Was his father impressed when he joined Miles Davis’ band at the age of 21? “It was pretty cool,” he says. “It was about as cool a thing that could happen to a kid who grew up in the kind of household that I grew up, listening to Sly Stone and Miles, Curtis Mayfield and Count Basie. Of course, we weren’t playing the music that my dad loved most from Miles. I remember telling Miles my dad turned me on to the early stuff. My dad loves the earlier stuff, not so much the new stuff. Miles looked at me and said, ‘f*** your dad.’ I went and told my dad that and he doubled up laughing. He thought that was really funny.”

And then there was Sting, who, when he left the Police, shifted musical direction hiring a bunch of young jazz players like Jones and Branford Marsalis and released the brilliant live album “Bring on the Night.”

“I’ve been a real big fan” of the Police,” he says. “A friend had turned him on to their music. ‘He said, ‘check out this band, they’re called the Police and the bass player writes the music and sings. And to think that only five years later, I was 17 when I got turned on to that, I was 23 when I joined Sting. It was really great. He wrote really interesting music that allowed us a pretty extensive playground to go around. Incredible band. Kenny Kirkland, Omar (Hakim), Dolette McDonald and Janis Pendarvis, and Branford.”

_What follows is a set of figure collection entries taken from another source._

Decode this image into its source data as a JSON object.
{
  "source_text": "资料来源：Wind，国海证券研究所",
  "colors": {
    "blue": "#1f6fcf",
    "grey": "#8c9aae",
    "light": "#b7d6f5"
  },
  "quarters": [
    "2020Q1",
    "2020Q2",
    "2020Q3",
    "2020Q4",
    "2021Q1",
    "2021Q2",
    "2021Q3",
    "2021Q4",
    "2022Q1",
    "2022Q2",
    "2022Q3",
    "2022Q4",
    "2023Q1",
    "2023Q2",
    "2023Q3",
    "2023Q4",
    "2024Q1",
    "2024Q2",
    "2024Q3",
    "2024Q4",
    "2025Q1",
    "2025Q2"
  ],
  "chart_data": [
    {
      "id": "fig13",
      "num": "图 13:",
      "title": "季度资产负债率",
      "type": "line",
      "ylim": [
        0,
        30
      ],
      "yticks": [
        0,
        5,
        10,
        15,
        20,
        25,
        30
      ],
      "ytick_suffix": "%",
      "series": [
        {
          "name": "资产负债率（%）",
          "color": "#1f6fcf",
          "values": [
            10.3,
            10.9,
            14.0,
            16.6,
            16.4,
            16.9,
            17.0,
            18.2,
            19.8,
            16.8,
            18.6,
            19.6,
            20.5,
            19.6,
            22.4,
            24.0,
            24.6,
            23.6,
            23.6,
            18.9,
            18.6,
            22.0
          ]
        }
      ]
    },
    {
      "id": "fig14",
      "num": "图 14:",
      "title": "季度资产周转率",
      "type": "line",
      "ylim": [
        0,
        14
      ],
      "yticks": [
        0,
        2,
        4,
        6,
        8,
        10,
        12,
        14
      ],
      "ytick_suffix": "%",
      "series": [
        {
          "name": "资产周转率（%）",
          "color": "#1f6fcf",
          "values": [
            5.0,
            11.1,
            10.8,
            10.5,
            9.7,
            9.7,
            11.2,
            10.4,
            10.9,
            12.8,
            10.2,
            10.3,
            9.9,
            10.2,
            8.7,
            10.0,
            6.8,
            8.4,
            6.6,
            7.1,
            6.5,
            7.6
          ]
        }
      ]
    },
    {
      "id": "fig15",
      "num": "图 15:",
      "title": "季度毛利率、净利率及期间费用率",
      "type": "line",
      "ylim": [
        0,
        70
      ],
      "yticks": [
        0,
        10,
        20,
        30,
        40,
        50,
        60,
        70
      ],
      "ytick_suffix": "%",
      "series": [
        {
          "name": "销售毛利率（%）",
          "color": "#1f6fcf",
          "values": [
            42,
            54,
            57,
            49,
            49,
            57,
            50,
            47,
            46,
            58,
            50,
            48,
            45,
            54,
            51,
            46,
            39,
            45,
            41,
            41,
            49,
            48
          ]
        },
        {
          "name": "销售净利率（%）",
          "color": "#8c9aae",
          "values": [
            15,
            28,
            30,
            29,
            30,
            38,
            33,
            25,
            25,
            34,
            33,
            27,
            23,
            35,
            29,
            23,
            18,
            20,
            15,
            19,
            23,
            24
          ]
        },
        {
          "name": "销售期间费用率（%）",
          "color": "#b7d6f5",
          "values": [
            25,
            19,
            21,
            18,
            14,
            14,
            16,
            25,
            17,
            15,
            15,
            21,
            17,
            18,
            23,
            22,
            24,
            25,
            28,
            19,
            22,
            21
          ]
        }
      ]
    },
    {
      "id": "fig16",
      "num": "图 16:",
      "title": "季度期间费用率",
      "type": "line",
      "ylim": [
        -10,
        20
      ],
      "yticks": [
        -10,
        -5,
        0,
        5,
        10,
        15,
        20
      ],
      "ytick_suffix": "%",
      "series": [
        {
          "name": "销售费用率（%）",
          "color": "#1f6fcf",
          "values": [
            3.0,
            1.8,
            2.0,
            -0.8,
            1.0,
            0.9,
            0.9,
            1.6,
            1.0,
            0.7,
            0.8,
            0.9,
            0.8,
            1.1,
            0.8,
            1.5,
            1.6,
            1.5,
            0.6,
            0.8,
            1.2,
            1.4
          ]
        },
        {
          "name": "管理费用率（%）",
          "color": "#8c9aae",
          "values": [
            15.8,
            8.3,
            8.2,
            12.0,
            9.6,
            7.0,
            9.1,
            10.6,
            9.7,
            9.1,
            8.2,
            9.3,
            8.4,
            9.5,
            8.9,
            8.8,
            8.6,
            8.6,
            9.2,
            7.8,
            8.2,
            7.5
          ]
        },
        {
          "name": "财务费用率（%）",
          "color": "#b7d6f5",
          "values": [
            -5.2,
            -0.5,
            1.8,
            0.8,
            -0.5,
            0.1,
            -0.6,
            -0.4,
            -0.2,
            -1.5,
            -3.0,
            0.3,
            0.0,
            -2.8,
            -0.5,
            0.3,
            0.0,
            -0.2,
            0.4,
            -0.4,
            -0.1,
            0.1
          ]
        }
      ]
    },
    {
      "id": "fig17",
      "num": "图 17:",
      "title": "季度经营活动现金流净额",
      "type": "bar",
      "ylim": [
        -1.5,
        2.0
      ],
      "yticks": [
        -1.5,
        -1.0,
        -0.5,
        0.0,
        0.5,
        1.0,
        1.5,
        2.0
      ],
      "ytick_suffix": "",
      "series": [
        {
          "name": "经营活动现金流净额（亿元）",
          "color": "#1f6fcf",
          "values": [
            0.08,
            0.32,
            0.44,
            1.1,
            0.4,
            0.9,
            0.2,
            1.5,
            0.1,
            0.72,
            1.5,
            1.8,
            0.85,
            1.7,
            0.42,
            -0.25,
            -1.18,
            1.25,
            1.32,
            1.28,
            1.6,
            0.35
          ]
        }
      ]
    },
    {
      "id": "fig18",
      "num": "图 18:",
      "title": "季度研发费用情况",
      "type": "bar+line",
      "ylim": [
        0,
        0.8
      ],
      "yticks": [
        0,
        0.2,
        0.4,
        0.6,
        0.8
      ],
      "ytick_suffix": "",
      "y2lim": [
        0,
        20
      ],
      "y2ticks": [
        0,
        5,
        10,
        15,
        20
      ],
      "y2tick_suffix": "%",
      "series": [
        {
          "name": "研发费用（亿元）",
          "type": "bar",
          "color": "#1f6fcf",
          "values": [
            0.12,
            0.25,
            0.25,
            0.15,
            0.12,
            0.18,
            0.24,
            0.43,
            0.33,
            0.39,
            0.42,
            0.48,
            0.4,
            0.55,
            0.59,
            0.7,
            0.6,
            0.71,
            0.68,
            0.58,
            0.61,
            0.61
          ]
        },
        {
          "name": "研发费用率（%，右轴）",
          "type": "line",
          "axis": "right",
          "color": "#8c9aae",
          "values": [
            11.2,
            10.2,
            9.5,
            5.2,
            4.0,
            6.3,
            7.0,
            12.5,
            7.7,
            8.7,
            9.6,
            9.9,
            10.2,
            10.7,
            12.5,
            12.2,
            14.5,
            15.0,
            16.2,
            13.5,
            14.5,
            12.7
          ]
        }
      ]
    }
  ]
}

Featured in the documentary “Darryl Jones: In the Blood,” he talks in the opening about music as a spiritual practice. A TM meditator, he recalls, “My mom gave me a book called ‘Yoga and Psychotherapy: The Evolution of Consciousness’ when I was about 11. It opened my eyes to a slightly different kind of spirituality. And I had a dog when I was around that age. He ran away and really broke my heart. I found a certain kind of solace in playing music. That’s when I started learning about harmonics and stuff like that, the kind of beauty of that sound on the bass. It helped me through it. That’s kind of where the spark of that came from. The more that you give yourself over to the music, the more of a spiritual pursuit it is in a way.”

Crafting his own songs, he released the soulful vocal track “American Dream,” that has hints of classic Marvin Gaye and Curtis Mayfield. He’s currently working on a score for a film about South African artist Nelson Makamo, “a really brilliant painter and artist,” and he may hit the road again with the Stones next year.

“I’m looking forward to getting a band together for next spring and both before and after the next Stones’ tour,” he says.

As far as new Stone’s music, “there’s a lot of material that they’ve already recorded, quite a lot from this last record as well. So I think there’s material for a new record. I think the band is playing pretty well right now, despite having lost Charlie. They made a very good choice with Steve (Jordan on drums). He’s definitely brought some energy, kind of in the same way that when I joined the band, I brought slightly different energy than Bill (Wyman).”

Touring and recording with the Stones for so many years has been “just incredibly exciting,” he says. “We finished the (2024) tour at the end of July. It’s always going to be an amazing thing. Stones’ fans are a special breed, and bathing in that energy is just remarkable.”